Trapu et bourru? Au contraire! Des chercheurs suisses et américains montrent que l’homme de Néandertal avait une posture et une anatomie largement semblables à celle de l’homme moderne. Ils ont réalisé une reconstitution virtuelle de la colonne vertébrale à partir d’un squelette bien conservé.
Pourquoi c’est important? Cette étude enfonce un peu plus le clou dans le cercueil des théories donnant l’image d’un Néandertal plus simiesque qu’humain. Plusieurs indications attestent de très fortes similarités (génétique, comportementales voire culturelles) entre Homo sapiens et Homo neandertalensis, espèce disparue qui a vécu en Europe, au Moyen-Orient et en Asie jusqu’à 30 000 avant aujourd’hui.
Des travaux plus récents avaient toutefois remis au goût du jour l’idée de différences notoires, indiquant par exemple une forme incomplètement développée de vertèbres par rapport à celles de l’être humain.
Qu’on trouvé les chercheurs? Les scientifiques des Université de Zurich et Saint-Louis (Etats-Unis) ont étudié le squelette quasi complet d’un H. neandertalensis découvert en 1908 à La Chapelle-aux-Saints (France) et daté de -45 000 ans, et plus particulièrement la position et l’orientation de son bassin et de sa colonne vertébrale. « Dans l’ensemble, il n’y a presque rien qui indique une anatomie fondamentalement différente, souligne Martin Häusler dans un communiqué de l’Université de Zurich.
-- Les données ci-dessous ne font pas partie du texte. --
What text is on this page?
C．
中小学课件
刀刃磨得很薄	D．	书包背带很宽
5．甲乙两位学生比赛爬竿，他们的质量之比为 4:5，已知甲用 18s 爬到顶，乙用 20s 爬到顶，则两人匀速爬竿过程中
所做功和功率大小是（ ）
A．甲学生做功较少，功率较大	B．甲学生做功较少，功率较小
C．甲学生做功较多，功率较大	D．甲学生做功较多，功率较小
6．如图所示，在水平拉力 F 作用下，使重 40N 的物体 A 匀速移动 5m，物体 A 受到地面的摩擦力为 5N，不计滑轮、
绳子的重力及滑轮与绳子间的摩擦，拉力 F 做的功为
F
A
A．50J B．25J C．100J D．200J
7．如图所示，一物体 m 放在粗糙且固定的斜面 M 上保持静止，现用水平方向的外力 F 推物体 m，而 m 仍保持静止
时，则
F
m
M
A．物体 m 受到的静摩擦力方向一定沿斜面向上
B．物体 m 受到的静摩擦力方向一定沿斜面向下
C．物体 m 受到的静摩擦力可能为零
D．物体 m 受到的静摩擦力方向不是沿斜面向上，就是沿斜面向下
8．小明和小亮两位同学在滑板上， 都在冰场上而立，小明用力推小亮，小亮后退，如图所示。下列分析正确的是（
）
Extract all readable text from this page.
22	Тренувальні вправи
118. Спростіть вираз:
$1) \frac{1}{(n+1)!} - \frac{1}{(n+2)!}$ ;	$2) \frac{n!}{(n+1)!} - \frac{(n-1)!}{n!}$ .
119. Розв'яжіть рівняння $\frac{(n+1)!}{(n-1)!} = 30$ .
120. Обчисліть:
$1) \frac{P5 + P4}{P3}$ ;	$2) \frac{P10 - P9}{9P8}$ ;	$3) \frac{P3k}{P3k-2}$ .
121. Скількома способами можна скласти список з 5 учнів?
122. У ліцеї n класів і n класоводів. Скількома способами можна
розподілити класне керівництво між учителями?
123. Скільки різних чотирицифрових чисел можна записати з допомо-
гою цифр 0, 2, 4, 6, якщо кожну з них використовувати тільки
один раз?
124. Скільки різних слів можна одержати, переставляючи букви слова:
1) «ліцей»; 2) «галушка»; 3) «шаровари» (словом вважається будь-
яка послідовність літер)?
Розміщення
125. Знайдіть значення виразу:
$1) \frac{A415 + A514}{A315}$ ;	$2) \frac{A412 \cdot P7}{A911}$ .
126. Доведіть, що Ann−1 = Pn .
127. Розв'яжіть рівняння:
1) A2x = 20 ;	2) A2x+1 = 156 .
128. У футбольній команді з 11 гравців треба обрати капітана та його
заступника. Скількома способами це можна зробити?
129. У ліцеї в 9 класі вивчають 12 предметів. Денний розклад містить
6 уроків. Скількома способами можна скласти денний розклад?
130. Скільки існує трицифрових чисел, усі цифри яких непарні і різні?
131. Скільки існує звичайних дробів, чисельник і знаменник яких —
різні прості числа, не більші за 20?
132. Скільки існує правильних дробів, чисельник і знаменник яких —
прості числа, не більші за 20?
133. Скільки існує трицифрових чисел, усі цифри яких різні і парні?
Il est donc plus que temps de reconnaître la proximité naturelle fondamentale des H.sapiens et des H.neandertalensis, et de s’attarder maintenant sur les subtiles différences dans la biologie et les comportements des deux espèces.»
Comment le présentait-on jadis? Ce sont deux abbés, Amédée et Jean Bouyssonie, et leur frère Paul, qui exhument le fossile du Néandertal en question. «Les ossements sont envoyés au Muséum de Paris sous la responsabilité de Marcelin Boule, LE paléoanthropologue français de l’époque, détaille le site www.hominides.com. Le scientifique fait une étude et une reconstitution publiées entre 1911 et 1913 qui seront la référence pendant plus de 50 ans. Influencé par son époque qui cherchait à bien différencier l’homme des autres primates, Boule reconstruit un homme de Néandertal plus proche du dégénéré que de l’homme: genoux arc-boutés, tête projetée à l’avant du corps, posture animale… L’aspect de l’homme ainsi reconstitué est primitif, voire bestial.»
Pourquoi et comment l’image a changé? Après l’entre-deux-guerre expliquait Pascal Picq, paléoanthropologue au Collège de France, dans un interview à l’auteur de cet article, « l’intérêt pour la préhistoire revient, avec l’avènement de la théorie synthétique de l’évolution, ou «néodarwinisme»: on se dit que Darwin avait peut-être raison, que les origines de l’homme sont en Afrique, ceci grâce à diverses découvertes faites là-bas. Mais on rechignait à accepter que Neandertal puisse être notre ancêtre. Jusque dans les années 1980. Dans des tombes au Proche-Orient, on retrouve des néandertaliens sur un lit de fleurs, avec des offrandes.»
C’est l’une des premières découvertes majeures qui changeront l’image qu’on a aujourd’hui de l’homme de Néandertal. En voici d’autres:
- Dans les années 1980, on met au jour les reste d’un adulte handicapé, dont le groupe aurait pris soin, signe fort de la culture d’une vie communautaire.
- On découvre que les Néandertaliens inhumaient leurs morts , «ce qui montre qu’il y avait chez lui déjà une construction du monde très puissante», explique Pascal Picq.
- Ils utilisant des colorants pour modifier leur apparence.
- Après analyse génétique, la disparité inter-espèce semble n’être que de quelques milliers de gènes, soit autant qu’entre deux H.sapiens choisis de manière aléatoire; les différences s’affichent par contre davantage sur le plan phénotypique (l’expression des gènes).
- En 2016, une étude montre que H.neadertalensis possède certains des mêmes variants génétiques caractéristiques des sprinters d’aujourd’hui; sa corpulence musclée pourrait donc plus être expliquée par son mode de vie (la chasse intelligence dans les forêts) plutôt que par la nécessité de survivre dans la froide toundra.
- En 2017, une étude montre que la croissance des deux hominidés est similaire, alors qu’on a longtemps cru que seul H.sapiens grandissait lentement.
Pourquoi ont-ils disparus? Les explications restent incomplètes à ce stade. Mais l’hypothèse d’une fragmentation des populations des H.neandertalensis, accentuée par une meilleure adaptation à son milieu et donc une plus grande expansion des hommes de Cro-Magnon, contemporains à Néandertal et nos ancêtres, tient la corde.